Где-то ухает сова. Яростная вибрация, близко и далеко одновременно, как самая низкая нота перуанской флейты. Может, сова охотится? На кого?
Он чувствует, как Орикс плывет к нему по воздуху, будто на крыльях из мягких перьев. Вот она приземляется, устраивается; она очень близко, вытянулась на боку, кожа к коже. Орикс чудесным образом умещается на платформе, хотя платформа невелика. Будь у него свечка или фонарик, он увидел бы Орикс, ее изящный силуэт, бледное свечение во тьме. Протянуть руку и коснуться ее — но тогда она исчезнет.

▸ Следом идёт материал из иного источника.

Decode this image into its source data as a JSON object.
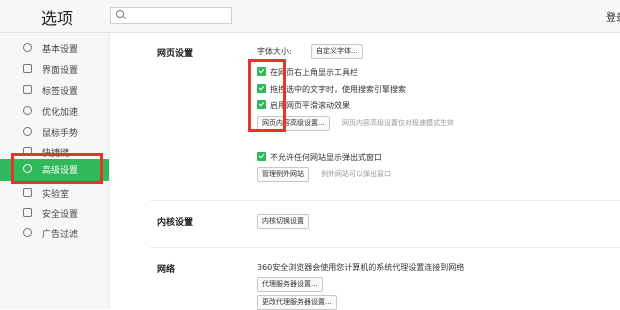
{
  "header": {
    "title": "选项",
    "login": "登录"
  },
  "sidebar": {
    "items": [
      {
        "label": "基本设置",
        "icon": "settings-icon"
      },
      {
        "label": "界面设置",
        "icon": "window-icon"
      },
      {
        "label": "标签设置",
        "icon": "tag-icon"
      },
      {
        "label": "优化加速",
        "icon": "rocket-icon"
      },
      {
        "label": "鼠标手势",
        "icon": "mouse-icon"
      },
      {
        "label": "快捷键",
        "icon": "keyboard-icon"
      },
      {
        "label": "高级设置",
        "icon": "advanced-icon",
        "active": true
      },
      {
        "label": "实验室",
        "icon": "lab-icon"
      },
      {
        "label": "安全设置",
        "icon": "shield-icon"
      },
      {
        "label": "广告过滤",
        "icon": "block-icon"
      }
    ]
  },
  "main": {
    "webpage": {
      "title": "网页设置",
      "font_size_label": "字体大小:",
      "custom_font_button": "自定义字体...",
      "checkboxes": [
        "在网页右上角显示工具栏",
        "拖拽选中的文字时，使用搜索引擎搜索",
        "启用网页平滑滚动效果"
      ],
      "advanced_button": "网页内容高级设置...",
      "advanced_hint": "网页内容高级设置仅对极速模式生效",
      "popup_checkbox": "不允许任何网站显示弹出式窗口",
      "popup_exceptions_button": "管理例外网站",
      "popup_hint": "例外网站可以弹出窗口"
    },
    "kernel": {
      "title": "内核设置",
      "switch_button": "内核切换设置"
    },
    "network": {
      "title": "网络",
      "desc": "360安全浏览器会使用您计算机的系统代理设置连接到网络",
      "proxy_button": "代理服务器设置...",
      "change_proxy_button": "更改代理服务器设置..."
    }
  },
  "colors": {
    "accent": "#2fb95a",
    "highlight": "#e8322c"
  }
}
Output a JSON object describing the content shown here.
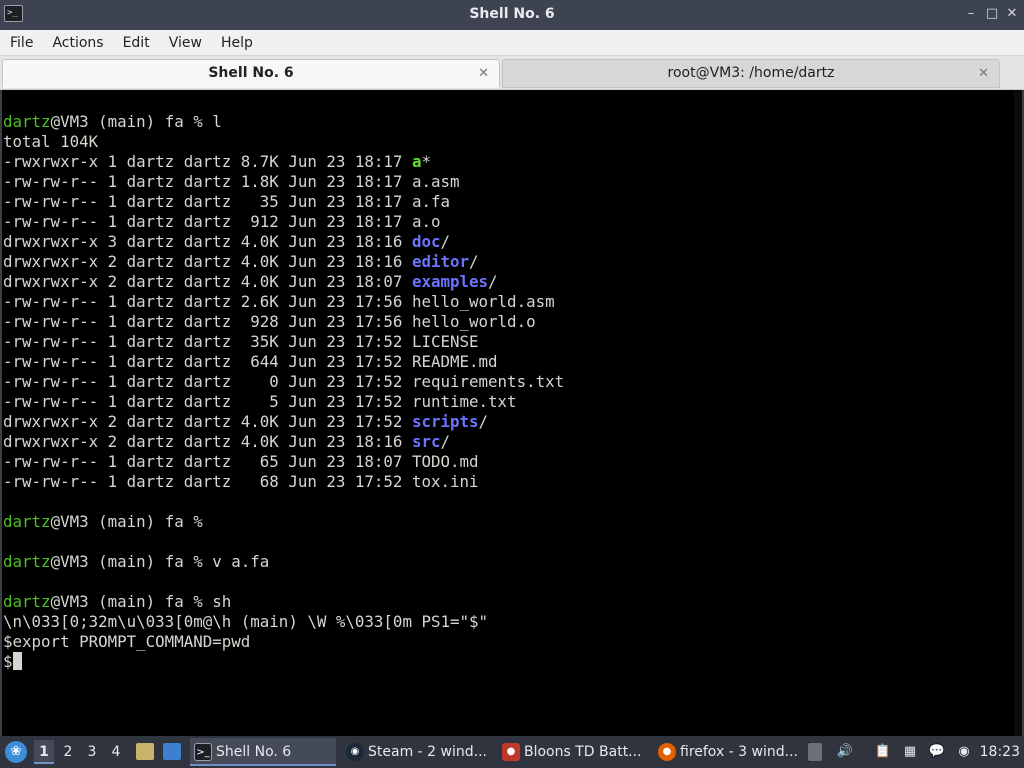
{
  "window": {
    "title": "Shell No. 6",
    "app_icon_glyph": ">_",
    "controls": {
      "minimize": "–",
      "maximize": "□",
      "close": "✕"
    }
  },
  "menubar": {
    "items": [
      {
        "label": "File"
      },
      {
        "label": "Actions"
      },
      {
        "label": "Edit"
      },
      {
        "label": "View"
      },
      {
        "label": "Help"
      }
    ]
  },
  "tabs": [
    {
      "label": "Shell No. 6",
      "active": true,
      "close": "✕"
    },
    {
      "label": "root@VM3: /home/dartz",
      "active": false,
      "close": "✕"
    }
  ],
  "terminal": {
    "colors": {
      "background": "#000000",
      "text": "#d3d7cf",
      "user": "#4cc21a",
      "executable": "#5ee02c",
      "directory": "#6b74ff"
    },
    "lines": [
      {
        "segments": [
          {
            "t": "dartz",
            "c": "green"
          },
          {
            "t": "@VM3 (main) fa % l"
          }
        ]
      },
      {
        "segments": [
          {
            "t": "total 104K"
          }
        ]
      },
      {
        "segments": [
          {
            "t": "-rwxrwxr-x 1 dartz dartz 8.7K Jun 23 18:17 "
          },
          {
            "t": "a",
            "c": "exec"
          },
          {
            "t": "*"
          }
        ]
      },
      {
        "segments": [
          {
            "t": "-rw-rw-r-- 1 dartz dartz 1.8K Jun 23 18:17 a.asm"
          }
        ]
      },
      {
        "segments": [
          {
            "t": "-rw-rw-r-- 1 dartz dartz   35 Jun 23 18:17 a.fa"
          }
        ]
      },
      {
        "segments": [
          {
            "t": "-rw-rw-r-- 1 dartz dartz  912 Jun 23 18:17 a.o"
          }
        ]
      },
      {
        "segments": [
          {
            "t": "drwxrwxr-x 3 dartz dartz 4.0K Jun 23 18:16 "
          },
          {
            "t": "doc",
            "c": "dir"
          },
          {
            "t": "/"
          }
        ]
      },
      {
        "segments": [
          {
            "t": "drwxrwxr-x 2 dartz dartz 4.0K Jun 23 18:16 "
          },
          {
            "t": "editor",
            "c": "dir"
          },
          {
            "t": "/"
          }
        ]
      },
      {
        "segments": [
          {
            "t": "drwxrwxr-x 2 dartz dartz 4.0K Jun 23 18:07 "
          },
          {
            "t": "examples",
            "c": "dir"
          },
          {
            "t": "/"
          }
        ]
      },
      {
        "segments": [
          {
            "t": "-rw-rw-r-- 1 dartz dartz 2.6K Jun 23 17:56 hello_world.asm"
          }
        ]
      },
      {
        "segments": [
          {
            "t": "-rw-rw-r-- 1 dartz dartz  928 Jun 23 17:56 hello_world.o"
          }
        ]
      },
      {
        "segments": [
          {
            "t": "-rw-rw-r-- 1 dartz dartz  35K Jun 23 17:52 LICENSE"
          }
        ]
      },
      {
        "segments": [
          {
            "t": "-rw-rw-r-- 1 dartz dartz  644 Jun 23 17:52 README.md"
          }
        ]
      },
      {
        "segments": [
          {
            "t": "-rw-rw-r-- 1 dartz dartz    0 Jun 23 17:52 requirements.txt"
          }
        ]
      },
      {
        "segments": [
          {
            "t": "-rw-rw-r-- 1 dartz dartz    5 Jun 23 17:52 runtime.txt"
          }
        ]
      },
      {
        "segments": [
          {
            "t": "drwxrwxr-x 2 dartz dartz 4.0K Jun 23 17:52 "
          },
          {
            "t": "scripts",
            "c": "dir"
          },
          {
            "t": "/"
          }
        ]
      },
      {
        "segments": [
          {
            "t": "drwxrwxr-x 2 dartz dartz 4.0K Jun 23 18:16 "
          },
          {
            "t": "src",
            "c": "dir"
          },
          {
            "t": "/"
          }
        ]
      },
      {
        "segments": [
          {
            "t": "-rw-rw-r-- 1 dartz dartz   65 Jun 23 18:07 TODO.md"
          }
        ]
      },
      {
        "segments": [
          {
            "t": "-rw-rw-r-- 1 dartz dartz   68 Jun 23 17:52 tox.ini"
          }
        ]
      },
      {
        "segments": []
      },
      {
        "segments": [
          {
            "t": "dartz",
            "c": "green"
          },
          {
            "t": "@VM3 (main) fa %"
          }
        ]
      },
      {
        "segments": []
      },
      {
        "segments": [
          {
            "t": "dartz",
            "c": "green"
          },
          {
            "t": "@VM3 (main) fa % v a.fa"
          }
        ]
      },
      {
        "segments": []
      },
      {
        "segments": [
          {
            "t": "dartz",
            "c": "green"
          },
          {
            "t": "@VM3 (main) fa % sh"
          }
        ]
      },
      {
        "segments": [
          {
            "t": "\\n\\033[0;32m\\u\\033[0m@\\h (main) \\W %\\033[0m PS1=\"$\""
          }
        ]
      },
      {
        "segments": [
          {
            "t": "$export PROMPT_COMMAND=pwd"
          }
        ]
      },
      {
        "segments": [
          {
            "t": "$"
          }
        ],
        "cursor": true
      }
    ]
  },
  "taskbar": {
    "start_icon": "start-menu-icon",
    "workspaces": [
      {
        "label": "1",
        "active": true
      },
      {
        "label": "2",
        "active": false
      },
      {
        "label": "3",
        "active": false
      },
      {
        "label": "4",
        "active": false
      }
    ],
    "tasks": [
      {
        "label": "Shell No. 6",
        "icon": "terminal-icon",
        "active": true
      },
      {
        "label": "Steam - 2 wind...",
        "icon": "steam-icon",
        "active": false
      },
      {
        "label": "Bloons TD Batt...",
        "icon": "bloons-icon",
        "active": false
      },
      {
        "label": "firefox - 3 wind...",
        "icon": "firefox-icon",
        "active": false
      }
    ],
    "clock": "18:23"
  }
}
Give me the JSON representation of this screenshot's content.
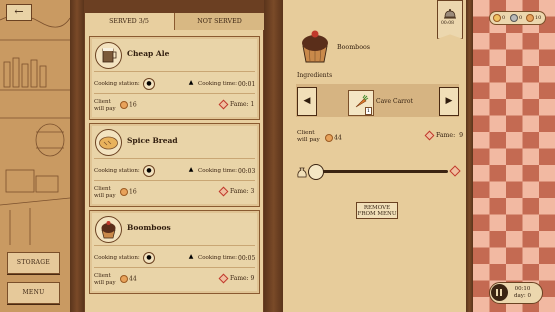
{
  "nav": {
    "back_icon": "back-arrow-icon",
    "storage_label": "STORAGE",
    "menu_label": "MENU"
  },
  "tabs": [
    {
      "label": "SERVED 3/5",
      "active": true
    },
    {
      "label": "NOT SERVED",
      "active": false
    }
  ],
  "labels": {
    "station": "Cooking station:",
    "time": "Cooking time:",
    "client_pay": "Client will pay",
    "fame": "Fame:"
  },
  "dishes": [
    {
      "name": "Cheap Ale",
      "time": "00:01",
      "pay": "16",
      "fame": "1",
      "icon": "ale-mug-icon",
      "station_icon": "barrel-icon"
    },
    {
      "name": "Spice Bread",
      "time": "00:03",
      "pay": "16",
      "fame": "3",
      "icon": "bread-icon",
      "station_icon": "oven-icon"
    },
    {
      "name": "Boomboos",
      "time": "00:05",
      "pay": "44",
      "fame": "9",
      "icon": "cupcake-icon",
      "station_icon": "pot-icon"
    }
  ],
  "detail": {
    "name": "Boomboos",
    "ingredients_label": "Ingredients",
    "ingredient": {
      "name": "Cave Carrot",
      "count": "1",
      "icon": "carrot-icon"
    },
    "client_pay_label": "Client will pay",
    "pay": "44",
    "fame_label": "Fame:",
    "fame": "9",
    "price_slider_level": 0,
    "remove_label": "REMOVE FROM MENU"
  },
  "top_right": {
    "bell_time": "00:08",
    "currencies": [
      "0",
      "0",
      "10"
    ]
  },
  "clock": {
    "time": "00:10",
    "day": "day: 0"
  },
  "colors": {
    "panel": "#e8cf9f",
    "wood": "#6b3f22",
    "checker_dark": "#c46a52",
    "checker_light": "#f2b9a2"
  }
}
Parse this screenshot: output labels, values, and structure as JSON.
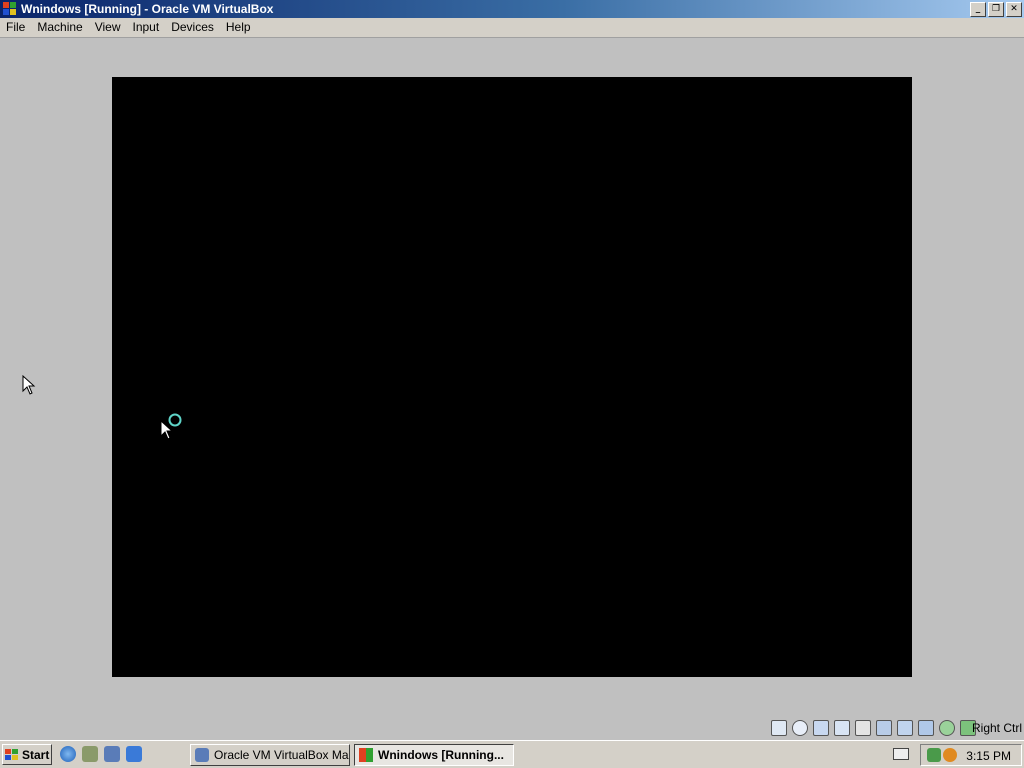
{
  "window": {
    "title": "Wnindows  [Running] - Oracle VM VirtualBox",
    "minimize": "_",
    "restore": "❐",
    "close": "✕"
  },
  "menu": [
    "File",
    "Machine",
    "View",
    "Input",
    "Devices",
    "Help"
  ],
  "statusbar": {
    "host_key": "Right Ctrl",
    "icons": [
      "hard-disk-icon",
      "optical-drive-icon",
      "network-icon",
      "usb-icon",
      "shared-folders-icon",
      "display-icon",
      "video-capture-icon",
      "virtualization-icon",
      "mouse-integration-icon",
      "download-icon"
    ]
  },
  "taskbar": {
    "start_label": "Start",
    "quick_launch": [
      "internet-explorer-icon",
      "desktop-icon",
      "virtualbox-icon",
      "windows-update-icon"
    ],
    "tasks": [
      {
        "label": "Oracle VM VirtualBox Ma...",
        "active": false
      },
      {
        "label": "Wnindows  [Running...",
        "active": true
      }
    ],
    "clock": "3:15 PM"
  },
  "colors": {
    "title_start": "#0a246a",
    "title_end": "#a6caf0",
    "vm_screen": "#000000",
    "desktop": "#c0c0c0",
    "busy_ring": "#5fd4c8"
  }
}
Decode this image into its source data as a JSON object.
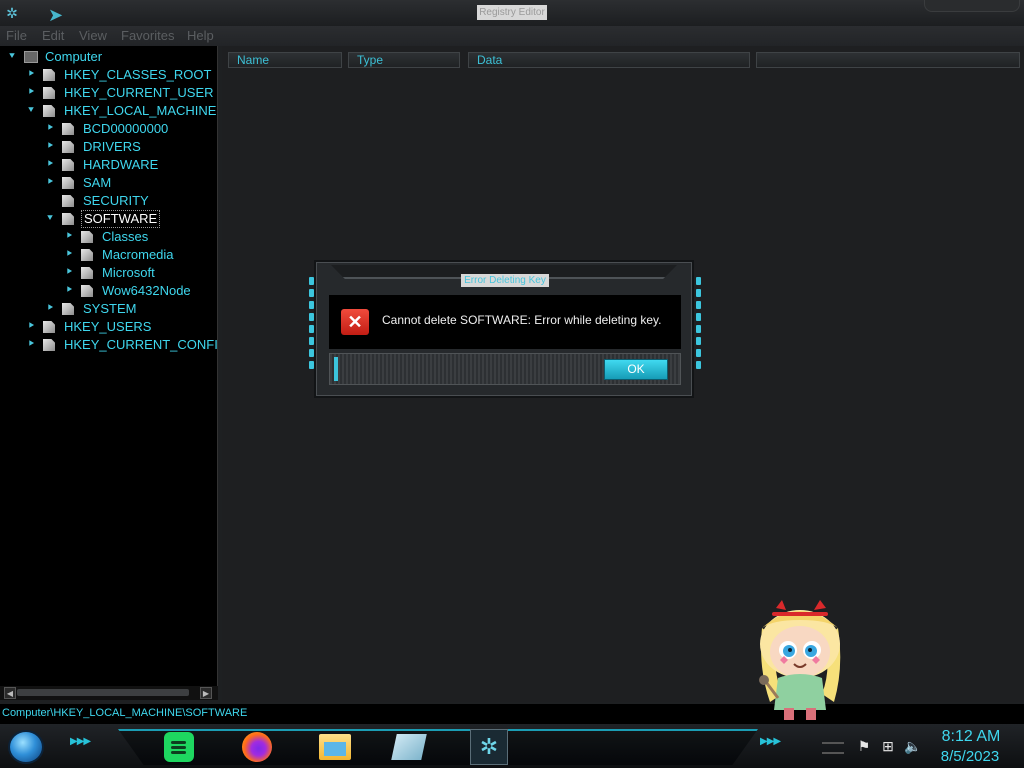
{
  "window": {
    "title": "Registry Editor",
    "menu": [
      "File",
      "Edit",
      "View",
      "Favorites",
      "Help"
    ]
  },
  "tree": {
    "root": "Computer",
    "items": [
      {
        "label": "HKEY_CLASSES_ROOT",
        "depth": 1,
        "state": "collapsed"
      },
      {
        "label": "HKEY_CURRENT_USER",
        "depth": 1,
        "state": "collapsed"
      },
      {
        "label": "HKEY_LOCAL_MACHINE",
        "depth": 1,
        "state": "expanded"
      },
      {
        "label": "BCD00000000",
        "depth": 2,
        "state": "collapsed"
      },
      {
        "label": "DRIVERS",
        "depth": 2,
        "state": "collapsed"
      },
      {
        "label": "HARDWARE",
        "depth": 2,
        "state": "collapsed"
      },
      {
        "label": "SAM",
        "depth": 2,
        "state": "collapsed"
      },
      {
        "label": "SECURITY",
        "depth": 2,
        "state": "none"
      },
      {
        "label": "SOFTWARE",
        "depth": 2,
        "state": "expanded",
        "selected": true
      },
      {
        "label": "Classes",
        "depth": 3,
        "state": "collapsed"
      },
      {
        "label": "Macromedia",
        "depth": 3,
        "state": "collapsed"
      },
      {
        "label": "Microsoft",
        "depth": 3,
        "state": "collapsed"
      },
      {
        "label": "Wow6432Node",
        "depth": 3,
        "state": "collapsed"
      },
      {
        "label": "SYSTEM",
        "depth": 2,
        "state": "collapsed"
      },
      {
        "label": "HKEY_USERS",
        "depth": 1,
        "state": "collapsed"
      },
      {
        "label": "HKEY_CURRENT_CONFI",
        "depth": 1,
        "state": "collapsed"
      }
    ]
  },
  "list": {
    "columns": [
      "Name",
      "Type",
      "Data",
      ""
    ]
  },
  "status": {
    "path": "Computer\\HKEY_LOCAL_MACHINE\\SOFTWARE"
  },
  "dialog": {
    "title": "Error Deleting Key",
    "message": "Cannot delete SOFTWARE:  Error while deleting key.",
    "ok_label": "OK",
    "icon": "error-x-icon"
  },
  "taskbar": {
    "apps": [
      "spotify-icon",
      "firefox-icon",
      "file-explorer-icon",
      "registry-editor-icon",
      "regedit-active-icon"
    ],
    "time": "8:12 AM",
    "date": "8/5/2023"
  },
  "colors": {
    "accent": "#3fd7ee",
    "tree_bg": "#000000",
    "window_bg": "#1e2022",
    "error_red": "#d9291c"
  }
}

— Это был не секс, — говорит он. Орикс молчит; не верит ему, он чувствует. Она грустит: он забирает у нее знание, силу. — Это был не просто секс. — Мрачная улыбка; так-то лучше. — Ты же знаешь, я люблю тебя. Только тебя. — Она не первая, кому он это говорит. Зря он так тратил эти слова в прошлой жизни, зря использовал их как инструмент, клин, ключ, что открывает женщин. Когда он наконец чувствует то, о чем говорит, слова фальшивы, ему стыдно их произносить. — Да нет, честное слово, — говорит он Орикс.
Нет ответа. Она и в лучшие времена не была чересчур общительной.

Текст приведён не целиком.